Foto: reuters/Moraes

Der Klimawandel ist viel mehr als nur ein ökologisches Desaster, denn er führt zu enormen sozialen und auch ökonomischen Verwerfungen. Wo seine Ursachen in der Entwicklung unseres Wirtschafts- und Gesellschaftssystems liegen, zeichnet Fabian Scheidler in seinem Buch "Das Ende der Megamaschine" nach.

Zwar ist der Klimawandel selbst nicht Hauptthema des Buchs. Aber gerade durch den Abstand zu dessen unmittelbarer Ursache – dem übermäßigen CO2-Ausstoß -, wird eine tiefergehende Erklärung für die sich abzeichnenden globalen Krisen geliefert.

Dazu verwendet Scheidler das Bild einer "Megamaschine", was zunächst etwas verwirrend wirken mag, weil insinuiert wird, dass ein Masterplan hinter dem Ganzen stehe. Bei näherem Hinsehen erkennt man aber, dass es da viele Maschinisten gibt, die gleichzeitig die Profiteure, aber immer wieder auch Opfer dieses sich selbst antreibenden Systems sind.

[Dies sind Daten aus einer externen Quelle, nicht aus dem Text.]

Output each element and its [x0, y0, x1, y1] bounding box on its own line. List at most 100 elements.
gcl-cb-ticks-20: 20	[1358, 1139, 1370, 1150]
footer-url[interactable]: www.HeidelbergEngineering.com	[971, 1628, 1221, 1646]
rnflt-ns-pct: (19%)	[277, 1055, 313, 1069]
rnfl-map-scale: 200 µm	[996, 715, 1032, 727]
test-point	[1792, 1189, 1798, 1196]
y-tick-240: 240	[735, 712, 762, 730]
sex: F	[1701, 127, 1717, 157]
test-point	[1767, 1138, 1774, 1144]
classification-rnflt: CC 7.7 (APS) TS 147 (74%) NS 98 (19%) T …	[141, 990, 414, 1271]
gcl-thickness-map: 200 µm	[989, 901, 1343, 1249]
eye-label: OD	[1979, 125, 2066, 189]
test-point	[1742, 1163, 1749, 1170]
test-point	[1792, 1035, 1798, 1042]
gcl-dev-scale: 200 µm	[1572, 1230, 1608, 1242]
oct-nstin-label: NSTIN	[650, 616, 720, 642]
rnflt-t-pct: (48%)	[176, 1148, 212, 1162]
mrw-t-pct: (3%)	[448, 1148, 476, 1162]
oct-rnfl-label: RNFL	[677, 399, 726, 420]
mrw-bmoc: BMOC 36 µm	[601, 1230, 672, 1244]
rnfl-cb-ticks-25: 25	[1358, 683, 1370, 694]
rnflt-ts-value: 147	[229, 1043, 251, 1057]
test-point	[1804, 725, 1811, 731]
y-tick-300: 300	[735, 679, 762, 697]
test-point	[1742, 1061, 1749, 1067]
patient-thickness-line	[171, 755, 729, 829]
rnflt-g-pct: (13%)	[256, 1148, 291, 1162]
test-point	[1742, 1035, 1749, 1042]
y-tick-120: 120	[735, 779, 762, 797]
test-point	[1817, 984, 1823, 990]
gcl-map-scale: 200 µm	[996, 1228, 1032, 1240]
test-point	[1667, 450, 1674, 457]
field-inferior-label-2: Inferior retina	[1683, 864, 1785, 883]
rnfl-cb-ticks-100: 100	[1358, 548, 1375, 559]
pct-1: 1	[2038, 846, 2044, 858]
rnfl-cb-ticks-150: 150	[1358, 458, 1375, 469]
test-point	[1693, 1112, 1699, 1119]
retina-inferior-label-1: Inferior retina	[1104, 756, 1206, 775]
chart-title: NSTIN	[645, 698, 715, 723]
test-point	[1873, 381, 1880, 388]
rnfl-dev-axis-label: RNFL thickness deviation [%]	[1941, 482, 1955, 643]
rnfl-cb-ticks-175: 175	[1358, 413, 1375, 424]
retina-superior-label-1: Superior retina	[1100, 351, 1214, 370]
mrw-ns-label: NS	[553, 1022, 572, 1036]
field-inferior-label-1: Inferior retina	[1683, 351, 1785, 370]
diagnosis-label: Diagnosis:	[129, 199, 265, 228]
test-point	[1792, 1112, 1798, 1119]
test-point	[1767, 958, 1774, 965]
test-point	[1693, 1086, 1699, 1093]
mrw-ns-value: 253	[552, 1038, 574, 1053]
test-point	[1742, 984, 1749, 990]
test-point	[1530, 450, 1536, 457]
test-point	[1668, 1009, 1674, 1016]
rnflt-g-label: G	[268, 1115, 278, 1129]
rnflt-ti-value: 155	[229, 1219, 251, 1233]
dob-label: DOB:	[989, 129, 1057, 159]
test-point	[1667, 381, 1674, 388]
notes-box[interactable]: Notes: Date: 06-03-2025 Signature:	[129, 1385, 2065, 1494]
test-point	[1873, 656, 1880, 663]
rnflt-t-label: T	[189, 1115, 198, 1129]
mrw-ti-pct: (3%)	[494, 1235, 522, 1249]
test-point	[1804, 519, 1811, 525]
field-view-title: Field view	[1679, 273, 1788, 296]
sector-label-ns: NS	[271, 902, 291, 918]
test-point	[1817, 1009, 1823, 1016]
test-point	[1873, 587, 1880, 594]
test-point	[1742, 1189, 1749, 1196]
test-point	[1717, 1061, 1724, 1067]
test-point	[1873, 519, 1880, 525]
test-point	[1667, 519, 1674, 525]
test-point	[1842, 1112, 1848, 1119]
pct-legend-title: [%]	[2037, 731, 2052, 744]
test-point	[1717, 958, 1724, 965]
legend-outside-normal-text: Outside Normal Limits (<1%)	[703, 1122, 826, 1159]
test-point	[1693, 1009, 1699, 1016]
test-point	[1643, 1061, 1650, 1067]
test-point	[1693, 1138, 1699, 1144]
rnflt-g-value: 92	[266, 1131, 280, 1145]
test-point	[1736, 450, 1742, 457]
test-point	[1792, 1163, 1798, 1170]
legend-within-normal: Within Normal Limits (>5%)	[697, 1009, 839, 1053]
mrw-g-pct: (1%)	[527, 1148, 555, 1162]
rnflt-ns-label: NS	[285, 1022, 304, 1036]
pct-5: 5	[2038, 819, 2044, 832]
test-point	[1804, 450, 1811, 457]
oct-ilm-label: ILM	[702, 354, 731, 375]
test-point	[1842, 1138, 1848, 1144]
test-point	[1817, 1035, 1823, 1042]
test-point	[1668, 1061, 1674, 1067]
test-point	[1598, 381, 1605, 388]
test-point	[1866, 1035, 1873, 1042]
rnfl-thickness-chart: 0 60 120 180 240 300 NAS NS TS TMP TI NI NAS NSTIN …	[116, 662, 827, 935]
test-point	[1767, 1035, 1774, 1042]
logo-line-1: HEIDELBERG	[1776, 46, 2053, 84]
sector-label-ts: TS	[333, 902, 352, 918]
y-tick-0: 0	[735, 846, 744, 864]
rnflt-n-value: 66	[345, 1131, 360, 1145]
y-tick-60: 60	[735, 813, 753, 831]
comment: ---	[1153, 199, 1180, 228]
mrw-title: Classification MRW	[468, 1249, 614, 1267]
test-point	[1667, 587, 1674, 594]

In seinen analytischen Betrachtungen zeichnet Scheidler ausgewählte historische Entwicklungen nach. Dabei wird den Verbindungen und Rückkoppelungseffekten zwischen Ökonomie, staatlicher Gewalt, aber auch Kultur, Medien und Erziehung die nötige Aufmerksamkeit geschenkt. Daraus schält sich das Bild eines Systems, dem "vier Tyranneien" zugrunde liegen: physische und ideologische Macht, strukturelle Gewalt und lineares Denken.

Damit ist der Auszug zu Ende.